In 2016, I wrote a lot about fashion. For someone who was upset that he could no longer wear Champion sweatpants every day when he entered high school, this was an unlikely turn. Part of this move was practical: the editors at Racked are lovely, and I’d encourage any writer to stop reading this silly thing and pitch them. I also liked the tangible nature of writing about clothing and clothing-adjacent. While this sounds like some twee Brooklyn bullshit, which it most certainly is, I found something compelling about investigating small brands, talking to owners about supply chains, direct-to-consumer business models, fabric sourcing, etc. It’s an entire industry that’s being reshaped in real-time, and, at the very least, it’s much more interesting than another fucking app.

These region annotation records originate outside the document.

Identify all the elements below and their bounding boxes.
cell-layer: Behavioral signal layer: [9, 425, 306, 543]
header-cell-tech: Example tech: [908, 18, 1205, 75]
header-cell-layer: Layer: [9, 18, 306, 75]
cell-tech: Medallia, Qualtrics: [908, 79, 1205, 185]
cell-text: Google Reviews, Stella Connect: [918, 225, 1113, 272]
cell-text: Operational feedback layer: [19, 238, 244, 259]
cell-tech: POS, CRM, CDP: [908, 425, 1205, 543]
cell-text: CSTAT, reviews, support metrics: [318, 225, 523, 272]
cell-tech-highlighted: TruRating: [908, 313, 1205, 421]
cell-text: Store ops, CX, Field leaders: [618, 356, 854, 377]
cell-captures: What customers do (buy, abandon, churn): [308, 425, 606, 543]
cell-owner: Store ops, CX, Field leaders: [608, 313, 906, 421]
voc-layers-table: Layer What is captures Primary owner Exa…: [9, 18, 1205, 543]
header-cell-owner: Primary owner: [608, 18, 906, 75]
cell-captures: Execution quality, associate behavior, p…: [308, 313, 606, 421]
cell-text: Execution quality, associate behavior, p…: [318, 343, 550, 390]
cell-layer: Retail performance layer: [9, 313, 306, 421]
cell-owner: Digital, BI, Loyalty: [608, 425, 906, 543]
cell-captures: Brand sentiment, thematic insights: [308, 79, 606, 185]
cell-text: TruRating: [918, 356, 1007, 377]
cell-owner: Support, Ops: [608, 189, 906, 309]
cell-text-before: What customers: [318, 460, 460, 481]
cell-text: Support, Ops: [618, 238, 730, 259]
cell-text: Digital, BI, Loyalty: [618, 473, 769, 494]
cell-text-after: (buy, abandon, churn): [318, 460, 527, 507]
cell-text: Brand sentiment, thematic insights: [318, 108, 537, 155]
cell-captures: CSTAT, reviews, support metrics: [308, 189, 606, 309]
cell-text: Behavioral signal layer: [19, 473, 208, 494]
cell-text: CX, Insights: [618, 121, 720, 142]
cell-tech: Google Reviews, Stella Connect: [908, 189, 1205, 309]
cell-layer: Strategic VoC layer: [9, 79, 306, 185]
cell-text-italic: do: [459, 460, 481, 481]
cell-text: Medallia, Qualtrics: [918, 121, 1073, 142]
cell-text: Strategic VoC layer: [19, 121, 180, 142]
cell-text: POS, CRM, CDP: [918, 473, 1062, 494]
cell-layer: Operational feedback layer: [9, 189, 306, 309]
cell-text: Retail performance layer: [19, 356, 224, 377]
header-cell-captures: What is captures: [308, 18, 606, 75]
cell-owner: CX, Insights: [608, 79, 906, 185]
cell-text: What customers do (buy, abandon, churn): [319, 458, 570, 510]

There was also a lot of soccer. Halfway through the year, I realized, or, perhaps, finally admitted, that writing about the sport comes more easily and is better than much of my other work. I’ve managed to learn some things over the past decade. I still have no desire to write about soccer full time, the media world being an insular and strange place, but I focused on it more with at least some success.
That decision simplified my freelance life. As much as I enjoy one-off features about artists in New York and email newsletters or profiling the owner of a new NHL franchise — and I do, even the newsletter piece — it’s exhausting to find those stories, then learn enough about their disparate subjects to begin to ask smart questions. The fun of freelancing is that you can, if you want, find a reason to learn about anything; that’s also the hard part. So, soccer, which isn’t a bad compromise at all.
At this time last year, I said I would say no more in 2016. I did, although still not enough. A work in progress. I’m also going to try to say yes to the right things. Over the last 12 months, I probably spent too much time drinking — coffee and otherwise — and too much time reading. Given everything else, I’m okay with both of these indulgences. There are always more words.